Increasingly, machine-generated language is being used in everyday interactions, from consumer applications such as intelligent assistants to accessibility tools for simplifying complex documents. This CAREER project seeks to improve methods for text generation to ensure they work consistently when producing documents longer than a few sentences. The investigator will study machine learning-based methods for text generation that aim to ensure that document structure is consistent, that people and places are referred to appropriately, and that factual information is correctly expressed. The award will additionally support the development of open-source tools to make it easier for others to use and extend these approaches for a variety of text generation application. This research will be integrated into education through new methods for university teaching of machine learning, mentoring for underrepresented students in computer science, and outreach to primary-school students who may not have been exposed to artificial intelligence and data science as an area of study.
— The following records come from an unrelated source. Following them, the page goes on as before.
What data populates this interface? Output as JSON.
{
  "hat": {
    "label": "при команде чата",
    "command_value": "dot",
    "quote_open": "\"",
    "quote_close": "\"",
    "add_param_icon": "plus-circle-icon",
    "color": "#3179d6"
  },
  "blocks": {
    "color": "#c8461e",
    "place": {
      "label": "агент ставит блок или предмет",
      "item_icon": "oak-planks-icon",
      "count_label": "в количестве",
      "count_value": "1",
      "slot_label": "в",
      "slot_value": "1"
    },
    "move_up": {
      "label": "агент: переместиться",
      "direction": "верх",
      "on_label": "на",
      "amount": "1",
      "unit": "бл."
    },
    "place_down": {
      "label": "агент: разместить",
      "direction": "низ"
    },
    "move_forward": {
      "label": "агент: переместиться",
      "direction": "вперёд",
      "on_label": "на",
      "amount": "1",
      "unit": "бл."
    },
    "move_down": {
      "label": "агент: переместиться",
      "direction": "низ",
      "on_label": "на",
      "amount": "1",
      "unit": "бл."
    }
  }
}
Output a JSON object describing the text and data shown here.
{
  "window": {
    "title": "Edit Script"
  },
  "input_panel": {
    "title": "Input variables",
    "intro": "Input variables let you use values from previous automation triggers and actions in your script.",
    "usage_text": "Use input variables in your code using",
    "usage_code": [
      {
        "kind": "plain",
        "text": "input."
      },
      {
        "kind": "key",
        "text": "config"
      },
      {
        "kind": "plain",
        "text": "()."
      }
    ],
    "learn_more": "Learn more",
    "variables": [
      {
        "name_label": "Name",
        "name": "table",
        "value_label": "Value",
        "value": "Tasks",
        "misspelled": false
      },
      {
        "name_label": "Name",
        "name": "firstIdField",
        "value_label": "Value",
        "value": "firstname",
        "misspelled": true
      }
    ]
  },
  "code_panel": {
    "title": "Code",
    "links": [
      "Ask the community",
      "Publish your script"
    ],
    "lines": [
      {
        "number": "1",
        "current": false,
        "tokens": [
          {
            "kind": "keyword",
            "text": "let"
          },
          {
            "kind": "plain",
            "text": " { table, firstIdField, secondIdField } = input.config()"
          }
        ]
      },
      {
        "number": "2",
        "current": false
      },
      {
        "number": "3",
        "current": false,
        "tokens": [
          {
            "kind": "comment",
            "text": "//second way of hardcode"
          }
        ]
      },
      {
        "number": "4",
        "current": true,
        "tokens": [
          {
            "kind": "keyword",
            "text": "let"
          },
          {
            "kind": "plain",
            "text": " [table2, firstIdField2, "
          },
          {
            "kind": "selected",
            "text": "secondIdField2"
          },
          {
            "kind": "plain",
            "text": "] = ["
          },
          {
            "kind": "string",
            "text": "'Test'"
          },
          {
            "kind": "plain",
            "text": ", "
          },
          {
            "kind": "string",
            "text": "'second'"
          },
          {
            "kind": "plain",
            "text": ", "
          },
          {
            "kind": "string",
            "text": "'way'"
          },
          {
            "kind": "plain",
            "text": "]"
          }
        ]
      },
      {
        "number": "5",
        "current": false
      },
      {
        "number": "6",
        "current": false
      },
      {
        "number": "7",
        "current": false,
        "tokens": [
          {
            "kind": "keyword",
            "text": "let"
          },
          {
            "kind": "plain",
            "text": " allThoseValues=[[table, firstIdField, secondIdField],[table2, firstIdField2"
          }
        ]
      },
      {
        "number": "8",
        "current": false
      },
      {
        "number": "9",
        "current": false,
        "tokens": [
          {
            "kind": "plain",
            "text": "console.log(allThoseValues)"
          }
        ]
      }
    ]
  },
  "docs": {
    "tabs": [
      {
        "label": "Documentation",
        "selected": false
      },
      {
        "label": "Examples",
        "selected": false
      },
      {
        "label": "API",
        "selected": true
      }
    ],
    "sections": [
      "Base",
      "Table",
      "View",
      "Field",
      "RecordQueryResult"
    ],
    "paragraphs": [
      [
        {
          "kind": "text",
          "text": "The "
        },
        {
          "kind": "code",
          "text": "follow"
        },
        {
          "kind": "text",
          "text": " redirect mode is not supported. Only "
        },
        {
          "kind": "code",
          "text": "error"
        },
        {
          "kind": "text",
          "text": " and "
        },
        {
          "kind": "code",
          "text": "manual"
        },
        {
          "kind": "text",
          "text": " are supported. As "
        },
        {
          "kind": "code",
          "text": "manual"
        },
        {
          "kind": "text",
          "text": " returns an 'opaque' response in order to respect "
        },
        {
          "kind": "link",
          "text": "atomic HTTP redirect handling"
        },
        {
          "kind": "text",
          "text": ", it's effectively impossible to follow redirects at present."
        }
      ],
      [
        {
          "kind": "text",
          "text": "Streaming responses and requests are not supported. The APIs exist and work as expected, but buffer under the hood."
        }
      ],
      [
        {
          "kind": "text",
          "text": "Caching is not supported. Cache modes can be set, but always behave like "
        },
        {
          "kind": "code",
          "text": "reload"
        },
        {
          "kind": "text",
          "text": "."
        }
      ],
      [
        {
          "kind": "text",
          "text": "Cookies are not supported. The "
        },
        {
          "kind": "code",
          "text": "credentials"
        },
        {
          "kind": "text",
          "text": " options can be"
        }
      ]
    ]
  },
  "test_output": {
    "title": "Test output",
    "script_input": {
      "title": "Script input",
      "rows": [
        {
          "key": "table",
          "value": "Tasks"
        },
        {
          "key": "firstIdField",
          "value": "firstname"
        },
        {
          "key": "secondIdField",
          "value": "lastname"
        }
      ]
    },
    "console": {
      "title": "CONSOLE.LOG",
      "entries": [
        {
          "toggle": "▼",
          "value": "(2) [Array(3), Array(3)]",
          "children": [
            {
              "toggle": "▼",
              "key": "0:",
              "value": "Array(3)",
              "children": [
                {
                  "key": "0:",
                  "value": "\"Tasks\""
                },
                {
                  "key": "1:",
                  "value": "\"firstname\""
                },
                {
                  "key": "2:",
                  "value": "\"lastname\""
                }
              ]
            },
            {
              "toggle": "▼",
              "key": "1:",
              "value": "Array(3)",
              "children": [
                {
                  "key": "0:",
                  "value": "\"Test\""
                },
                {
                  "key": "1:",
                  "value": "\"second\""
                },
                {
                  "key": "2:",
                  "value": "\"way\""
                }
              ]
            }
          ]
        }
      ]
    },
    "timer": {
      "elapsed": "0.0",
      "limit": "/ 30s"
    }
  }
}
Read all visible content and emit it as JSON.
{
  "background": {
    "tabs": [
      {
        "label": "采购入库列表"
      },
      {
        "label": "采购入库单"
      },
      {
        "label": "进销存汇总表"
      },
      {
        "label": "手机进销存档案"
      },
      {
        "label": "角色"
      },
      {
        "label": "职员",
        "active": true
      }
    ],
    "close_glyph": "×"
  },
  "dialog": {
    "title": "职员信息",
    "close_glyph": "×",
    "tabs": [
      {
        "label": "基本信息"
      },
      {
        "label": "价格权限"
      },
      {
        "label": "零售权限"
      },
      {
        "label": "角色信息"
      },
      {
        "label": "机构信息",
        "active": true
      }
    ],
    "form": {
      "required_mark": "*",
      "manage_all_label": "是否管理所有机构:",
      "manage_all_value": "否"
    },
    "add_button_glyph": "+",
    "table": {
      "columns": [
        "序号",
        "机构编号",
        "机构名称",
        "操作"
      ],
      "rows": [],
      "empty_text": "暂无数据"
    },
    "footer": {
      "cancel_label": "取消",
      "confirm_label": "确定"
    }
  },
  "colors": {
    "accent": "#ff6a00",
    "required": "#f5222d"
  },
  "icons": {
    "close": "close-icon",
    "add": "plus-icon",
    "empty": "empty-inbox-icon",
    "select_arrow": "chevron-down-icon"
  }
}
The focus of this project is on data-driven natural language generation with deep learning. In recent years, the field has made progress on using new machine learning methods to learn to generate text based on human examples; however, this work is still far from human level particularly when generating document-level text. This project will develop new machine learning methods using deep generative models. These include learning and controlling document structure with deep hidden Markov models, content determination through generative reference and alignment, and aggregating content into text through bottom-up selection. Each of these combines research into machine learning methods with natural language analysis. The goal of the project is to develop an open-source implementation of a text generation methods that allow users to easily target new domains and assess the fidelity and coherence of their system.
This award reflects NSF's statutory mission and has been deemed worthy of support through evaluation using the Foundation's intellectual merit and broader impacts review criteria.